Choi birdied No. 11 but got in trouble again on No. 12, putting her approach shot in the long rough short of the green. She managed to chip out of the rough and hit the green, then rolled in a putt of about 20 feet to save par — and, perhaps, her Open title.
Choi then came within inches of putting her tee shot in the water on No. 13, but her ball bounced to safety — appearing to skip twice off of a wall that lined the water hazard — and she made another par.
She then made birdies on No. 15 and 16.
After taking the lead with her big round on Saturday, Choi talked about how Pak’s dramatic 1998 victory was one of the main things that inspired her to success in golf. Choi recalled watching that tournament on television and remembered how it changed her goals, helping her dream of something bigger.
Pak, who finished at 4 over after a 71, was holing out on No. 18 at about the same time as Choi was finishing No. 9. But Pak intentionally stayed out of Choi’s way at the time.
“I don’t want her to lose her focus, so I’m trying to not give her (a) look,” Pak said. “But you know, she’s already been there many times. She won five times already, and of course, this is a little different than a regular event.
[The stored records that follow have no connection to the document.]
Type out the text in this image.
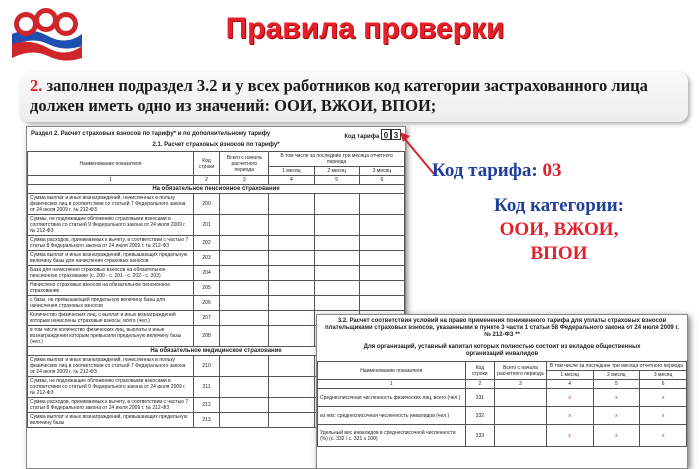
Правила проверки
2. заполнен подраздел 3.2 и у всех работников код категории застрахованного лица должен иметь одно из значений: ООИ, ВЖОИ, ВПОИ;
Раздел 2. Расчет страховых взносов по тарифу* и по дополнительному тарифу	Код тарифа 0 3
2.1. Расчет страховых взносов по тарифу*
Наименование показателя	Код строки	Всего с начала расчетного периода	В том числе за последние три месяца отчетного периода		
			1 месяц	2 месяц	3 месяц
1	2	3	4	5	6
На обязательное пенсионное страхование					
Сумма выплат и иных вознаграждений, начисленных в пользу физических лиц в соответствии со статьей 7 Федерального закона от 24 июля 2009 г. № 212-ФЗ	200				
Суммы, не подлежащие обложению страховыми взносами в соответствии со статьей 9 Федерального закона от 24 июля 2009 г. № 212-ФЗ	201				
Сумма расходов, принимаемых к вычету, в соответствии с частью 7 статьи 8 Федерального закона от 24 июля 2009 г. № 212-ФЗ	202				
Сумма выплат и иных вознаграждений, превышающих предельную величину базы для начисления страховых взносов	203				
База для начисления страховых взносов на обязательное пенсионное страхование (с. 200 - с. 201 - с. 202 - с. 203)	204				
Начислено страховых взносов на обязательное пенсионное страхование	205				
с базы, не превышающей предельную величину базы для начисления страховых взносов	206				
Количество физических лиц, с выплат и иных вознаграждений которым начислены страховые взносы, всего (чел.)	207				
в том числе количество физических лиц, выплаты и иные вознаграждения которым превысили предельную величину базы (чел.)	208				
На обязательное медицинское страхование					
Сумма выплат и иных вознаграждений, начисленных в пользу физических лиц в соответствии со статьей 7 Федерального закона от 24 июля 2009 г. № 212-ФЗ	210				
Суммы, не подлежащие обложению страховыми взносами в соответствии со статьей 9 Федерального закона от 24 июля 2009 г. № 212-ФЗ	211				
Сумма расходов, принимаемых к вычету, в соответствии с частью 7 статьи 8 Федерального закона от 24 июля 2009 г. № 212-ФЗ	212				
Сумма выплат и иных вознаграждений, превышающих предельную величину базы	213				
Код тарифа: 03
Код категории:
ООИ, ВЖОИ, ВПОИ
3.2. Расчет соответствия условий на право применения пониженного тарифа для уплаты страховых взносов плательщиками страховых взносов, указанными в пункте 3 части 1 статьи 58 Федерального закона от 24 июля 2009 г. № 212-ФЗ **
Для организаций, уставный капитал которых полностью состоит из вкладов общественных организаций инвалидов
Наименование показателя	Код строки	Всего с начала расчетного периода	В том числе за последние три месяца отчетного периода		
			1 месяц	2 месяц	3 месяц
1	2	3	4	5	6
Среднесписочная численность физических лиц, всего (чел.)	331		x	x	x
из них: среднесписочная численность инвалидов (чел.)	332		x	x	x
Удельный вес инвалидов в среднесписочной численности (%) (с. 332 / с. 331 х 100)	333		x	x	x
But of course, having a lot of pressure herself, but she’s good enough to be out there.”
Pak is happy to hear that her victory in 1998 inspired so many people in her country.
“They were watching TV back then, and they didn’t know what’s going on in golf,” Pak said. “And after I won the U.S. Open, they’re watching this moment here, and they know what is golf and they think of their dreams.”